The question was then raised: with MR CLEAN and similar trials such as ESCAPE and EXTEND IA declared positive, what is the next step? “Are we done with our trials; can we just go into clinical practice and not have to worry about anything yet?”

Saver responded that just looking at the results of MR CLEAN, the answer is no. He pointed to the fully able to return to work/non-disabled outcome which reportedly showed that 88% of patients in the intervention arm are still unable to return to work and 97% of patients still have symptoms from their stroke. “So there is still a huge need for additional therapies. We have had a major step forward but we need to keep doing better, and so we need to move on to the next generation of trials.”

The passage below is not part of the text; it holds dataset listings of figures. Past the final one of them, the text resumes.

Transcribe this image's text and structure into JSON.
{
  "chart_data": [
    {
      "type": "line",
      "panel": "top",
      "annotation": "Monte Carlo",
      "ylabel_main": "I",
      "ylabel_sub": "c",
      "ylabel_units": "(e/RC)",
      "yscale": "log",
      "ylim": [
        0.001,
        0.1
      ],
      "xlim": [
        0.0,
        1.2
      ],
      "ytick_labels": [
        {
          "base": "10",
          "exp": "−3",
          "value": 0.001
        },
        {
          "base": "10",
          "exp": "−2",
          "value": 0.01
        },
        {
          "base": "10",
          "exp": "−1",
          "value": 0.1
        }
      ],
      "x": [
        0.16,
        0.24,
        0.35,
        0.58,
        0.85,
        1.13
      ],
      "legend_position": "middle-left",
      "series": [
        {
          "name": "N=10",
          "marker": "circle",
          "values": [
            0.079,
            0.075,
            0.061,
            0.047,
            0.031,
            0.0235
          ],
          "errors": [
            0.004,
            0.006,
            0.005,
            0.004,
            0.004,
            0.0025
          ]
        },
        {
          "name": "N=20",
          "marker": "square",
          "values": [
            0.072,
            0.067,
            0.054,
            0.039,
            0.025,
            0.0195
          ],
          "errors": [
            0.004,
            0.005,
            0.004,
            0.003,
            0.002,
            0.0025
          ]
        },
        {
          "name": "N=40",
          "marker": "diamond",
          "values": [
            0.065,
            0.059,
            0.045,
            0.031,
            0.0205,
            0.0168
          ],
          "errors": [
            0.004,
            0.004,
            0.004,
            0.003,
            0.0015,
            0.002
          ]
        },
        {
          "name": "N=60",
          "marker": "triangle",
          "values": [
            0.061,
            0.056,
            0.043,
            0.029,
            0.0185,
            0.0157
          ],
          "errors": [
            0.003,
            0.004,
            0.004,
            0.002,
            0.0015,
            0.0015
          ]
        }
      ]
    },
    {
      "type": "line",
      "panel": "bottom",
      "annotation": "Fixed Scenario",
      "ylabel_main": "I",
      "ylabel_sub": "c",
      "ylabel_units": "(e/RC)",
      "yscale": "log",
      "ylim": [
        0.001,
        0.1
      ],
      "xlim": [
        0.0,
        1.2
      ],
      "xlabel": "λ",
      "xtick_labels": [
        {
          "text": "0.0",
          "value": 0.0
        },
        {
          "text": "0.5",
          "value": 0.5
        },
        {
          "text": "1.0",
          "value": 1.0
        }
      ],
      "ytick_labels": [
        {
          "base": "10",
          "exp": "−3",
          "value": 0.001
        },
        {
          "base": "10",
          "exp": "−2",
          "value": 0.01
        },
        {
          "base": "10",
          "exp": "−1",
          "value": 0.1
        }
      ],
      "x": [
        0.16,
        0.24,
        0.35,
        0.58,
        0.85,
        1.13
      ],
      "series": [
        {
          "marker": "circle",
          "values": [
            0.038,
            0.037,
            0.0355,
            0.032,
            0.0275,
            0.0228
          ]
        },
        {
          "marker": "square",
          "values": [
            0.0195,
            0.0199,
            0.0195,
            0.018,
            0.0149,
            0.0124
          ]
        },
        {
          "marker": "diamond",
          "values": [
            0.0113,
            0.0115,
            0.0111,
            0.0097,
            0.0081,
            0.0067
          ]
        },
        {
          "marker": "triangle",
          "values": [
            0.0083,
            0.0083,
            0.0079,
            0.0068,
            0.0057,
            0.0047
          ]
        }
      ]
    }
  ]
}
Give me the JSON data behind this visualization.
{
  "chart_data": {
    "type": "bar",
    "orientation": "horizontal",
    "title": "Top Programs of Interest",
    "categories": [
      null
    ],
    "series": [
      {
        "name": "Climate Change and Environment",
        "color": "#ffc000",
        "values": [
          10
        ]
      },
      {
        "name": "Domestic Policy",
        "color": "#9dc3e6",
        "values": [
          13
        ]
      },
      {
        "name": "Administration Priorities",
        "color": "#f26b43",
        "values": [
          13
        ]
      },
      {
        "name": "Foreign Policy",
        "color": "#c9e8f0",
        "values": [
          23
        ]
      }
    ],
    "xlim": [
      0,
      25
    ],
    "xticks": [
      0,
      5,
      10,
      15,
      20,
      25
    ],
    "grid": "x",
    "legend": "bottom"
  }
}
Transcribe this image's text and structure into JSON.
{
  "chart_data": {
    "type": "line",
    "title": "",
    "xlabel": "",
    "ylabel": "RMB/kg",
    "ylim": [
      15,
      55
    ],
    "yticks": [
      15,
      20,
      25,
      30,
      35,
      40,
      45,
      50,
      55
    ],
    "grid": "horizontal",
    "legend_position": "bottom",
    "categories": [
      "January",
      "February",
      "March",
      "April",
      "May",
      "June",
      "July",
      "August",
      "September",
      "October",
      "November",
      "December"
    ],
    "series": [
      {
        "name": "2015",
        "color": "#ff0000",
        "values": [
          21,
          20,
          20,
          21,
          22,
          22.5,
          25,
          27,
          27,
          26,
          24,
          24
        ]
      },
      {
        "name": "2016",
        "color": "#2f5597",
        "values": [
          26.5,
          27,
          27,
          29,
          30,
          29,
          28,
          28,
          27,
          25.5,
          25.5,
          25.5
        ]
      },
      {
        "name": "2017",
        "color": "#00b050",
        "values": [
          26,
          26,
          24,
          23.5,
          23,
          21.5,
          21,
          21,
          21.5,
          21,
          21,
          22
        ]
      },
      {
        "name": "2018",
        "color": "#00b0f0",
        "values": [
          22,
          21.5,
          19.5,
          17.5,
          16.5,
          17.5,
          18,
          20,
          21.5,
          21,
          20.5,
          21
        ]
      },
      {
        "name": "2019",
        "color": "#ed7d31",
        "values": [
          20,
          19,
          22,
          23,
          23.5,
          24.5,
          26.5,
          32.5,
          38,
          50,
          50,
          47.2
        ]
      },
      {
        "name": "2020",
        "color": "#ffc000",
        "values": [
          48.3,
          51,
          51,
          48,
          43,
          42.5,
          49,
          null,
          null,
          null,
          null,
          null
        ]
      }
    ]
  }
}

As for the process of making decisions for other trials based on data that are yet to be published, the expert panel maintained that care must be taken.

Tudor Jovin cautioned, “We must remember that these results are in non-published form; we do not know how these results are going to look in their definitive form. The same applies to ESCAPE. Before ESCAPE we could have said that this could be an outlier, but to me, the fact that ESCAPE was stopped due to crossing pre-defined efficacy boundaries tells me that this probably is the kind of treatment effect that we are looking at. So I suspect the data are real and because of that I have no reason to believe that other ongoing trials are not going to go the same direction. The question to me is less ‘should the trials be stopped’, and more, ‘should consenting be changed’, because for all of these reasons you can make a good argument that trials should not be stopped. The question is ‘how do we incorporate this kind of information into the consenting process’.”

Following on from Jovin, Raul Nogueira stated, “Equipoise is not what we [personally] think, it is about what the whole medical community thinks, and we do not know if things are going to change, and stopping before things change would be a mistake. We have duties to the patient in front of us and to the whole community of patients we will see for the rest of our lives. It is a complicated ethical dilemma, I think we need to measure the degree of equipoise in the whole community, and I think the trials should probably be put on hold as opposed to stopped.”

Up to time of publication, the ESCAPE trial has been permanently halted, the SWIFT-PRIME trial has been temporarily halted, and the REVASCAT trial continues to enrol, with a scheduled pre-planned analysis due in the near future.